Laporan Wartawan Tribun Kaltim, Rafan A Dwinanto

TRIBUNKALTIM.Co, SAMARINDA - Indeks Demokrasi Indonesia (IDI) Kaltim yang dirilis Badan Pusat Statistik (BPS), mengalami penurunan 7,6 point, dari 81,24, menjadi 73,64.

Penurunan ini membuat kinerja demokrasi di di Bumi Etam turun kasta. Dari kategori baik, menjadi sedang. 

Kepala BPS Kaltim, M Habibullah mengatakan, terdapat 8 variabel yang mengalami penurunan.

Tiga diantaranya mengalami penurunan yang signifikan, mencapai dua digit. 

"Penurunan terbesar terjadi pada indeks variabel kebebasan berkumpul dan berserikat, kebebasan berkeyakinan, dan peran partai politik. Variabel kebebasan berkumpul dan berserikat turun dari kategori baik menjadi buruk masing-masing dari 93,07 pada 2015 menjadi 7,03 pada 2016," ujar M Habibullah, Kamis (14/9/2017).

Variabel yang juga turun secara signifikan adalah variabel peran partai politik dan kebebasan berkeyakinan yang masing-masing 12,00 dan 11,39 poin dibanding 2015.

Berdasarkan data BPS, seluruh aspek Indeks demokrasi di Kaltim mengalami penurunan.

Aspek kebebasan sipil, lembaga demokrasi dan hak-hak politik mengalami penurunan masing-masing 14,82 poin, 3,63 poin dan 4,39 poin.

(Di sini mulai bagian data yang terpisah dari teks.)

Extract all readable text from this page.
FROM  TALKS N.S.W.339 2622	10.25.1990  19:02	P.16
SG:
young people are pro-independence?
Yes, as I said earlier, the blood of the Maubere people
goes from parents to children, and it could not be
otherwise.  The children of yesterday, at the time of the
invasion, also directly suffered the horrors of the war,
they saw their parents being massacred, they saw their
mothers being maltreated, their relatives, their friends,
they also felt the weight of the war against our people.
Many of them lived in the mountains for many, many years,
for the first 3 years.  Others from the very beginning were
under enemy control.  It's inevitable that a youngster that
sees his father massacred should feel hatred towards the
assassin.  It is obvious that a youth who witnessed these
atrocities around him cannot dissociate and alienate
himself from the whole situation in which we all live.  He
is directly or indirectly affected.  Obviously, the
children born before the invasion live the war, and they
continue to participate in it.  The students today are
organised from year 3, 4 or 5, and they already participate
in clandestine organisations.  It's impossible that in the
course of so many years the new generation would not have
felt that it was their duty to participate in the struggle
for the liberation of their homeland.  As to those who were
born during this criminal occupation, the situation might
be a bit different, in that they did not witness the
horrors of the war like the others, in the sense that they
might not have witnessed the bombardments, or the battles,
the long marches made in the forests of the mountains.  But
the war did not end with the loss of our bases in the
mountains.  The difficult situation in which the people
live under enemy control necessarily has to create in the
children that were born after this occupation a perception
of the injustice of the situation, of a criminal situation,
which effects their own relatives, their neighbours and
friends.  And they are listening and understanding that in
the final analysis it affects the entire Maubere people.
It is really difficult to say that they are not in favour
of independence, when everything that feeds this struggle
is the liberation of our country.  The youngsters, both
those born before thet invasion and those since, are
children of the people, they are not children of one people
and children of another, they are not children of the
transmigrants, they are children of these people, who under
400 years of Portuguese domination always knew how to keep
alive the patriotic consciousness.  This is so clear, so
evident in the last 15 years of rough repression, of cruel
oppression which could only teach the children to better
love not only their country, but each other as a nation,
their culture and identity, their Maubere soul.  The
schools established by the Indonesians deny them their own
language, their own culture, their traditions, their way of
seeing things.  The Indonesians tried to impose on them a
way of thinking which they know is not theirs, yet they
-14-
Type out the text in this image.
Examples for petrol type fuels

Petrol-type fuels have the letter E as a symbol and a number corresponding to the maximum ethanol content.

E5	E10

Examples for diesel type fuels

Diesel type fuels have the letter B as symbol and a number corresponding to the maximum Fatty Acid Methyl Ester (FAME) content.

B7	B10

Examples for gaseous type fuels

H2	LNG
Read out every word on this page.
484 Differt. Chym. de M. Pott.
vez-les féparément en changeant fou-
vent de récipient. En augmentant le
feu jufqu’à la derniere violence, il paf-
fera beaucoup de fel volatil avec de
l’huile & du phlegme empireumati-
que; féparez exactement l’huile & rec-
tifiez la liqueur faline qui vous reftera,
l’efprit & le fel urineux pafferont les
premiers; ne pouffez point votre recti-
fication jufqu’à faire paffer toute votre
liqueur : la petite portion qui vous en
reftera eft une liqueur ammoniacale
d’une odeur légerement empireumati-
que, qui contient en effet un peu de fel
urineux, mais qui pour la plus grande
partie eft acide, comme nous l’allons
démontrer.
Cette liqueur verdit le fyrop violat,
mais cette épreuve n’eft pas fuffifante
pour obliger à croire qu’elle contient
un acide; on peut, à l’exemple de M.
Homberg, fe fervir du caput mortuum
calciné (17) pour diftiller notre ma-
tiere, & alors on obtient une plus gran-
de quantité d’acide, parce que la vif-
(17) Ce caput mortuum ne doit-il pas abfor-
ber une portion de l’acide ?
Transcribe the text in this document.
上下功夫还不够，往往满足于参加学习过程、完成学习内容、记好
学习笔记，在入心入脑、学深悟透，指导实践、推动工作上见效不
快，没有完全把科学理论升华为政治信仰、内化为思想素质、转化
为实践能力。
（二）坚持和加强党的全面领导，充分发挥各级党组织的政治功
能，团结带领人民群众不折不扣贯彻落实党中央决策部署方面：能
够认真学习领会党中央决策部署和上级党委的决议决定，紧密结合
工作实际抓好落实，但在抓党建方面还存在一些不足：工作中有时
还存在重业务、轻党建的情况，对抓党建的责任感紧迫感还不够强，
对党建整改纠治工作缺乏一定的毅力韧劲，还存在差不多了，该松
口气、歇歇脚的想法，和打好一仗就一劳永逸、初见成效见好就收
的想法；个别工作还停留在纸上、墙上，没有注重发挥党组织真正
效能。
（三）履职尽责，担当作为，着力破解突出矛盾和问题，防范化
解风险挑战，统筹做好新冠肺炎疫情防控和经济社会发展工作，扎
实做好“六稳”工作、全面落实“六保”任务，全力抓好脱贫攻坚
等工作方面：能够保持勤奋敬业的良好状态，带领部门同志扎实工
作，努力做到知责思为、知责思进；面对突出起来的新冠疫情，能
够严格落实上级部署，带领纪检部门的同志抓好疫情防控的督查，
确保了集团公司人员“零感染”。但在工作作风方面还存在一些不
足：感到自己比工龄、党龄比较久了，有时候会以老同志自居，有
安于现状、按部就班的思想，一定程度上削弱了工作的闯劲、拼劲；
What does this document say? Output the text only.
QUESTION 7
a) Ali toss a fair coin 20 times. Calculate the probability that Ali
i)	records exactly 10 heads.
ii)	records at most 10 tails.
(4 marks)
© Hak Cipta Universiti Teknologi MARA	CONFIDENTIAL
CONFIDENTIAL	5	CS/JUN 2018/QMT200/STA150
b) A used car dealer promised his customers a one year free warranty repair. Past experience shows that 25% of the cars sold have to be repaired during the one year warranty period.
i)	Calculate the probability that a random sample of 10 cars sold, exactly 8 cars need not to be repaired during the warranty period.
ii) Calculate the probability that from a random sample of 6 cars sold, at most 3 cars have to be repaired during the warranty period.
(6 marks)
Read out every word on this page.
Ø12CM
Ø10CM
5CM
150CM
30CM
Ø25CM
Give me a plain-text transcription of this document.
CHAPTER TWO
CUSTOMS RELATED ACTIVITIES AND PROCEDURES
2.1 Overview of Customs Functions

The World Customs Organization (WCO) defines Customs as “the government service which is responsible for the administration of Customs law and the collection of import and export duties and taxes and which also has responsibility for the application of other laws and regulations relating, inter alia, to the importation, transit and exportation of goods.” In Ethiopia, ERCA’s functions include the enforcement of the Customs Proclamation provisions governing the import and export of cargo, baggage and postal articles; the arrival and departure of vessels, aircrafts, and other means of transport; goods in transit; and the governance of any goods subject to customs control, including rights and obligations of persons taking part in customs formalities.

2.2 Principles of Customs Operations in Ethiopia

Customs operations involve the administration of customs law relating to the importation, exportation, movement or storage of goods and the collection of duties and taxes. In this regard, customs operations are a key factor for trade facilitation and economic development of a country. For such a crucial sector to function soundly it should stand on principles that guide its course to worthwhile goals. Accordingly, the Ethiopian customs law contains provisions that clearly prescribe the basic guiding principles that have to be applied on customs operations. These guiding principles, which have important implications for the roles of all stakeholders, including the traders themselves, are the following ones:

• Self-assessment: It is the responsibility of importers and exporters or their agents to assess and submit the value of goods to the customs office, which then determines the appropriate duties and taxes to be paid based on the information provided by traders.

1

"Ini yang membuat IDI Kaltim mengalami penurunan," ungkap Habibullah.

Pengumpulan data IDI terdiri dari 4 sumber data yaitu review surat kabar, review data perda dan pergub, focus group discussion, dan wawancara mendalam.

"Angka IDI 2016 merupakan indeks komposit yang disusun dari tiga nilai aspek yakni aspek kebebasan sipil, aspek hak-hak politik dan aspek lembaga demokrasi. Untuk capaian 2016 nilai indeks aspek-aspek tersebut sebesar 78,25, 78,35 dan 60,36," ujar  Habibullah. 

Jika dibagi menurut kategori baik, sedang, dan buruk, indeks aspek kebebasan sipil yang sejak awal pengukuran 2009 di Kaltim sudah mencapai kategori baik, kini turun menjadi sedang.

"Sementara pada aspek hak-hak politik sejak 2009 hingga 2013 stabil pada kategori buruk. Perubahan signifikan terjadi di tahun 2014 dan 2015, aspek ini menembus kategori baik. Namun, di 2016, kembali menurun ke kategori sedang," kata Habibullah.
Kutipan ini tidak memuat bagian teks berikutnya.